My Best Friend (at the time, turned out later to be an obnoxious twit)had a grampa who lived in his house, who had a “dirt farm”. Actually, a couple dozen acres of clay and topsoil, he had a lot of old gas and diesel powered equipment and we used to go out there and tear shit up. Dig holes. Fill them again. Dig trenches, try to get the dzer stuck in them. That sort of thing.
Anyway, the old man had a couple jennys out on the property, and one was tame enough to ride. Unfortunately, I was shorter than my friend and haqd a hard time getting on by myself, and my friend spent most of his time riding.
The other jenny was a damned mean old bitch. More than once I felt the sting of one of those hind legs against my side or back, and if i think about it, I can recall the intense pain.
Neither of them had names, just jennys, and I made up my mind i was going to go for a ride. I pulled a bunch of timothy hay and piled it up near the front tire of an abandoned dump truck. The mean old jenny came over and started grazing, and as she did, I hopped from the cab onto her back.

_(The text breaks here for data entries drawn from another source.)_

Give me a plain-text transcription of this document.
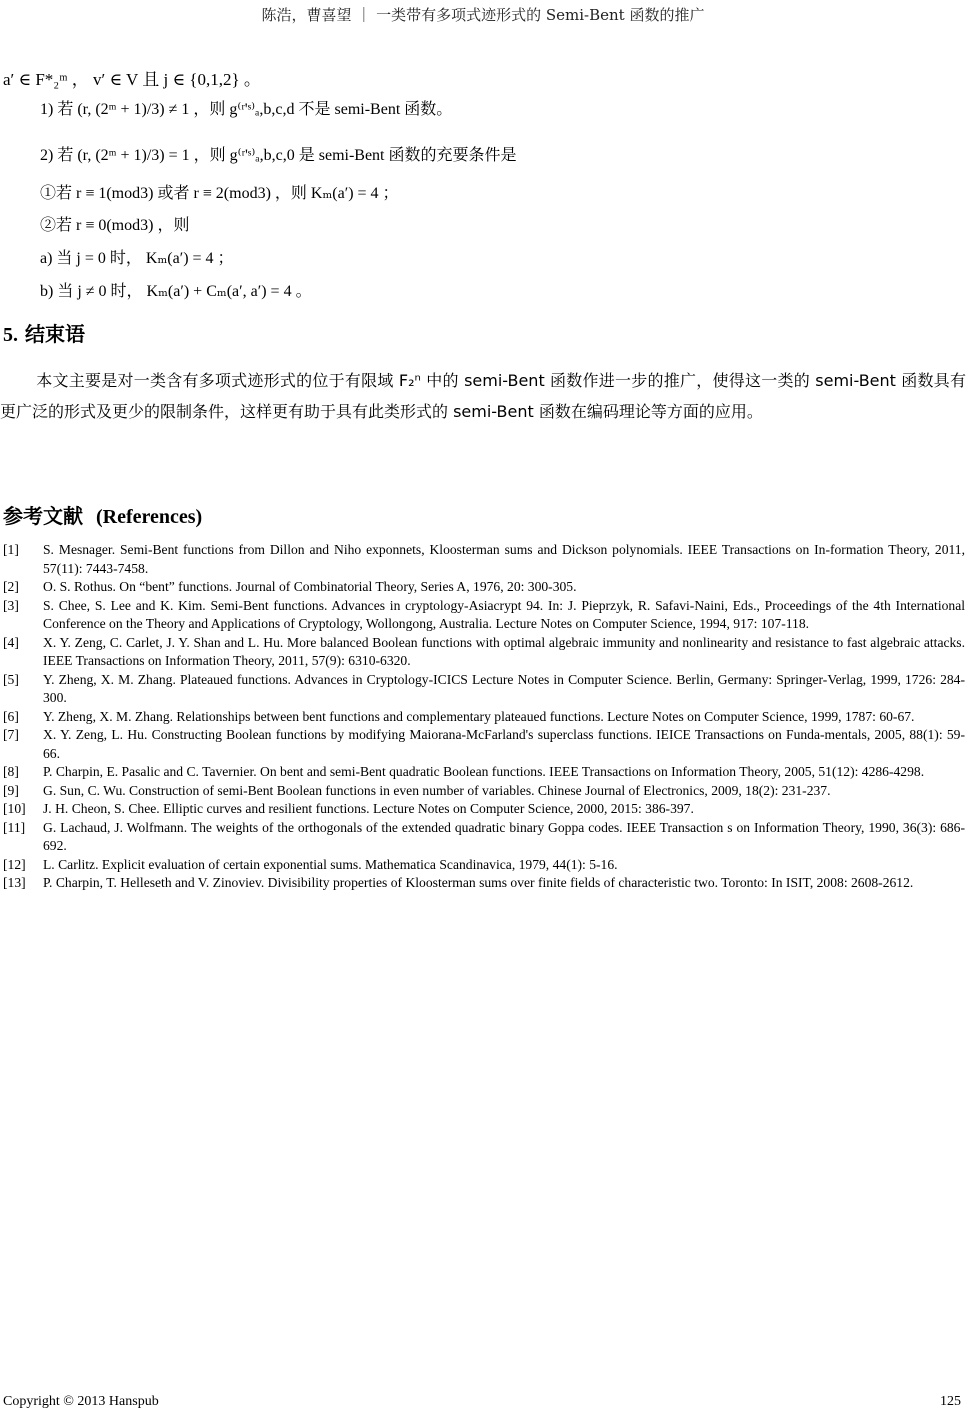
陈浩，曹喜望 ｜ 一类带有多项式迹形式的 Semi-Bent 函数的推广
a′ ∈ F*₂ᵐ ， v′ ∈ V 且 j ∈ {0,1,2} 。
1) 若 (r, (2ᵐ + 1)/3) ≠ 1 ，则 g⁽ʳ'ˢ⁾ₐ,b,c,d 不是 semi-Bent 函数。
2) 若 (r, (2ᵐ + 1)/3) = 1 ，则 g⁽ʳ'ˢ⁾ₐ,b,c,0 是 semi-Bent 函数的充要条件是
①若 r ≡ 1(mod3) 或者 r ≡ 2(mod3) ，则 Kₘ(a′) = 4 ；
②若 r ≡ 0(mod3) ，则
a) 当 j = 0 时， Kₘ(a′) = 4 ；
b) 当 j ≠ 0 时， Kₘ(a′) + Cₘ(a′, a′) = 4 。
5. 结束语
本文主要是对一类含有多项式迹形式的位于有限域 F₂ⁿ 中的 semi-Bent 函数作进一步的推广，使得这一类的 semi-Bent 函数具有更广泛的形式及更少的限制条件，这样更有助于具有此类形式的 semi-Bent 函数在编码理论等方面的应用。
参考文献 (References)
[1]	S. Mesnager. Semi-Bent functions from Dillon and Niho exponnets, Kloosterman sums and Dickson polynomials. IEEE Transactions on In-formation Theory, 2011, 57(11): 7443-7458.
[2]	O. S. Rothus. On “bent” functions. Journal of Combinatorial Theory, Series A, 1976, 20: 300-305.
[3]	S. Chee, S. Lee and K. Kim. Semi-Bent functions. Advances in cryptology-Asiacrypt 94. In: J. Pieprzyk, R. Safavi-Naini, Eds., Proceedings of the 4th International Conference on the Theory and Applications of Cryptology, Wollongong, Australia. Lecture Notes on Computer Science, 1994, 917: 107-118.
[4]	X. Y. Zeng, C. Carlet, J. Y. Shan and L. Hu. More balanced Boolean functions with optimal algebraic immunity and nonlinearity and resistance to fast algebraic attacks. IEEE Transactions on Information Theory, 2011, 57(9): 6310-6320.
[5]	Y. Zheng, X. M. Zhang. Plateaued functions. Advances in Cryptology-ICICS Lecture Notes in Computer Science. Berlin, Germany: Springer-Verlag, 1999, 1726: 284-300.
[6]	Y. Zheng, X. M. Zhang. Relationships between bent functions and complementary plateaued functions. Lecture Notes on Computer Science, 1999, 1787: 60-67.
[7]	X. Y. Zeng, L. Hu. Constructing Boolean functions by modifying Maiorana-McFarland's superclass functions. IEICE Transactions on Funda-mentals, 2005, 88(1): 59-66.
[8]	P. Charpin, E. Pasalic and C. Tavernier. On bent and semi-Bent quadratic Boolean functions. IEEE Transactions on Information Theory, 2005, 51(12): 4286-4298.
[9]	G. Sun, C. Wu. Construction of semi-Bent Boolean functions in even number of variables. Chinese Journal of Electronics, 2009, 18(2): 231-237.
[10]	J. H. Cheon, S. Chee. Elliptic curves and resilient functions. Lecture Notes on Computer Science, 2000, 2015: 386-397.
[11]	G. Lachaud, J. Wolfmann. The weights of the orthogonals of the extended quadratic binary Goppa codes. IEEE Transaction s on Information Theory, 1990, 36(3): 686-692.
[12]	L. Carlitz. Explicit evaluation of certain exponential sums. Mathematica Scandinavica, 1979, 44(1): 5-16.
[13]	P. Charpin, T. Helleseth and V. Zinoviev. Divisibility properties of Kloosterman sums over finite fields of characteristic two. Toronto: In ISIT, 2008: 2608-2612.
Copyright © 2013 Hanspub	125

I latched onto that old girl’s mane just as hard as I could. The effect was as predictable as it was instantaneous, she began to buck and kick out as hard as she could, and I held on ever tighter. Then, she did something I would never have guessed a mule could do: She turned her goddamned head around and bit my belly. I felt like a wad of my skin had been clamped in a vise, and I started trying a little harder to vacate my position. By this time, she had a good hold on me, and ran around in a circle, whacking my ribs against the bottom edge of the dump truck gate several times. When I finally managed to wrest my gut back from her teeth, I was sore and scared shitless. I climbed up into the bed of that dump truck only to find it had been filled, some time ago, with multiflora rose that had been cut from all over the property. The brittle, dry spines jabbed my skin and hurt like hell. I just wanted to be away from the jenny, though, so I dealt with it.
Later, I told kids I had gotten in a fight. The bruise on my stomach was the size of the bottom of a 5 lb coffee can. It looked like I had been shot. Later, it faded so the only remaining mark was of the mule’s teeth. I didn’t show anyone at that stage.

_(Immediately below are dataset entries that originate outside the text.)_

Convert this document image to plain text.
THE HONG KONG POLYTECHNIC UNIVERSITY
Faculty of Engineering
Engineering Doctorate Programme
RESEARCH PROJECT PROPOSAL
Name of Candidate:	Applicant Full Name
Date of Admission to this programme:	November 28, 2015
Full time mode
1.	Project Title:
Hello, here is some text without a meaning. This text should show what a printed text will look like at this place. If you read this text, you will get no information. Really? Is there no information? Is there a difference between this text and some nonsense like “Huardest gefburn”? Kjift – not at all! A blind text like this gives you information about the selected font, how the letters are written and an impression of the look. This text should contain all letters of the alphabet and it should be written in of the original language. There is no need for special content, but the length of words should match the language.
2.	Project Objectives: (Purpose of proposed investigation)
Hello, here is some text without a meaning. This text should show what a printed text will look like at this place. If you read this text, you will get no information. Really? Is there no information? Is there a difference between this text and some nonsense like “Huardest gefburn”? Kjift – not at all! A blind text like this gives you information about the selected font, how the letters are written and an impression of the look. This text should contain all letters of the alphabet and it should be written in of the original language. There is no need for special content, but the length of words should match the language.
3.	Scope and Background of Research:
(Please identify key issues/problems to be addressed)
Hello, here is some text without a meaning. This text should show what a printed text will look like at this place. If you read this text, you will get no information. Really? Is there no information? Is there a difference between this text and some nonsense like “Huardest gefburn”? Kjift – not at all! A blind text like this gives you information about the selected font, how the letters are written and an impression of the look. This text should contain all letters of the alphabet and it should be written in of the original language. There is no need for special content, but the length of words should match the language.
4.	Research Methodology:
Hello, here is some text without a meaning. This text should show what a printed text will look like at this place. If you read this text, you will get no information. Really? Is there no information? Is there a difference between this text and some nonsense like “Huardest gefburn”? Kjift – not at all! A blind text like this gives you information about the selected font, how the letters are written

So: Cows, non threatening. Mules, bulls, stay away.

Ah, that brings back memories of being chased by my neighbor’s bull when I was out quail hunting by myself one day. I thought I was going to have to buy myself a bull with the 12 guage.
Good thing about bulls is they don’t run for very long. Usually.
You’re lucky it didn’t kill you.
Your pain made for a good story though.
Is it me, or did you always seem to get urself into situations like that when you were a kid? ;)
it’s not you.
Got chased by a bull one time as a kid – I went walking through a field I shouldn’t have been walking through at that time of the year. The farmer had put his bull out there to keep him away from the other bulls in the herd, and let’s just say that bull had a lot of built-up tension it wanted to work out. It saw me and my friend strolling along and went apeshit. The bull went clean through the fence we leaped over, and only stopped when it clocked itself silly against a pine tree.
I went home, changed my shorts and looked around veeeeeery carefully whenever I had to cross that field from then on.
As for mules – my dad taught me a handy trick when dealing with a balky mule – lemon drops. Works on donkeys too. Just feed ’em a lemon drop and they’ll do whatever you want as long as they’ve got the taste in their mouth. But you’d better have a good supply with you. Nothing’s worse than a pissed off mule on a sugar high who’s demanding more candy. Still, one bag did the trick.
We used the lemondrop trick on junkyard dogs when we were kids swiping radios.
We used Oreos instead.
At last…the real reason behind the scar.